For other radiation types, the RBE is not a well-defined physical quantity, since it varies somewhat with the type of tissue and with the precise place of absorption within the cell. Thus, for example, the RBE for alpha radiation is 2–3 when measured on bacteria, 4–6 for simple eukaryotic cells, and 6–8 for higher eukaryotic cells. According to one source it may be much higher (6500 with X rays as the reference) on ovocytes. The RBE of neutrons is 4–6 for bacteria, 8–12 for simple eukaryotic cells, and 12–16 for higher eukaryotic cells.
Dependence on source location
In the early experiments, the sources of radiation were all external to the cells that were irradiated. However, since alpha particles cannot traverse the outermost dead layer of human skin, they can do significant damage only if they come from the decay of atoms inside the body. Since the range of an alpha particle is typically about the diameter of a single eukaryotic cell, the precise location of the emitting atom in the tissue cells becomes significant.

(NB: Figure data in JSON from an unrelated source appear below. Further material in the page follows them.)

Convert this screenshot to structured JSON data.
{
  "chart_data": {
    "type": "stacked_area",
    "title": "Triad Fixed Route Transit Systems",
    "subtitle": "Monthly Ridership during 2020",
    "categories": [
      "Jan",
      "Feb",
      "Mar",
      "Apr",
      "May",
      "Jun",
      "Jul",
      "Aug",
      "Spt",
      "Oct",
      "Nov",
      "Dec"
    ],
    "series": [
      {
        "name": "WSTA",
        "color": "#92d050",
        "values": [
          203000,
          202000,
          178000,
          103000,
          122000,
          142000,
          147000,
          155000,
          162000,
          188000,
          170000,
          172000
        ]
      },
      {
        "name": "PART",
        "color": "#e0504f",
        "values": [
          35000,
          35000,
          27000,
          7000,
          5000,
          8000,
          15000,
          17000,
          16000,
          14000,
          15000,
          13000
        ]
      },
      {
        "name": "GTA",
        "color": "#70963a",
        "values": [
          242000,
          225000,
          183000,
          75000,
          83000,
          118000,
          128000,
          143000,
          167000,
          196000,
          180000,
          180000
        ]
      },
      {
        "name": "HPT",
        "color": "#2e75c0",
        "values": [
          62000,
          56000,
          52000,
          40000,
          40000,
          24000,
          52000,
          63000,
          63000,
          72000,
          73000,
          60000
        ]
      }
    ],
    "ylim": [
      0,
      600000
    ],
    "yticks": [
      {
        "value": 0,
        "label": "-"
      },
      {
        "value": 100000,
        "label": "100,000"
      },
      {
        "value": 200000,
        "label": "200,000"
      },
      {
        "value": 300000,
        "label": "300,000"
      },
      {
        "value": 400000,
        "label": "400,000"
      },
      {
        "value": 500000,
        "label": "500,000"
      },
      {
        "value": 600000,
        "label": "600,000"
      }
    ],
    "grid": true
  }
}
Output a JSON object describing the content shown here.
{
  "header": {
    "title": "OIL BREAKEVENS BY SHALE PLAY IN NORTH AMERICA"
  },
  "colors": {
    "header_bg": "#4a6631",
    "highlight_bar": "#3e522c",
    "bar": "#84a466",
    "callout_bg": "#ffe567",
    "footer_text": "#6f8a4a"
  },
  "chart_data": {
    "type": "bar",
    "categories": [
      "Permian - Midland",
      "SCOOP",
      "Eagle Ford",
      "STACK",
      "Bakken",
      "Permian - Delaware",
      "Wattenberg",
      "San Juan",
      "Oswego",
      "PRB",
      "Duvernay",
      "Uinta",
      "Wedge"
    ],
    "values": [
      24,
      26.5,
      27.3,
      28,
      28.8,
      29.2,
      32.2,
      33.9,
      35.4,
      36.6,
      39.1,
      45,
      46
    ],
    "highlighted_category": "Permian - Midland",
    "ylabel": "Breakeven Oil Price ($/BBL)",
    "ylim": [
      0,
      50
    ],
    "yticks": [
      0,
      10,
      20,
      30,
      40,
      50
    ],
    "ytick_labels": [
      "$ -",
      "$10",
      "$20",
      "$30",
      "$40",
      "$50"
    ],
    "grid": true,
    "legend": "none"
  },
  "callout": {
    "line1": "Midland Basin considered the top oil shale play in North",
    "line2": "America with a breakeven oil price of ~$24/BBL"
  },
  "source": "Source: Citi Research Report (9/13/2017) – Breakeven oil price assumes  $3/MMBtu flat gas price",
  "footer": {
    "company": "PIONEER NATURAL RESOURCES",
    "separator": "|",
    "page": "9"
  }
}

For this reason, it has been suggested that the health impact of contamination by alpha emitters might have been substantially underestimated. Measurements of RBE with external sources also neglect the ionization caused by the recoil of the parent-nucleus due to the alpha decay. While the recoil of the parent-nucleus of the decaying atom typically carries only about 2% of the energy of the alpha-particle that is emitted by the decaying atom, its range is extremely short (about 2–3 angstroms), due to its high electric charge and high mass. The parent nucleus is required to recoil, upon emission of an alpha particle, with a discrete kinetic energy due to conservation of momentum. Thus, all of the ionization energy from the recoil-nucleus is deposited in an extremely small volume near its original location, typically in the cell nucleus on the chromosomes, which have an affinity for heavy metals. The bulk of studies, using sources that are external to the cell, have yielded RBEs between 10 and 20.
In 1931, Failla and Henshaw reported on determination of the relative biological effectiveness (RBE) of x rays and γ rays. This appears to be the first use of the term ‘RBE’. The authors noted that RBE was dependent on the experimental system being studied. Somewhat later, it was pointed out by Zirkle et al. (1952) that the biological effectiveness depends on the spatial distribution of the energy imparted and the density of ionisations per unit path length of the ionising particles. Zirkle et al. coined the term ‘linear energy transfer (LET)’ to be used in radiobiology for the stopping power, i.e. the energy loss per unit path length of a charged particle. The concept was introduced in the 1950s, at a time when the deployment of nuclear weapons and nuclear reactors spurred research on the biological effects of artificial radioactivity. It had been noticed that those effects depended both on the type and energy spectrum of the radiation, and on the kind of living tissue. The first systematic experiments to determine the RBE were conducted in that decade.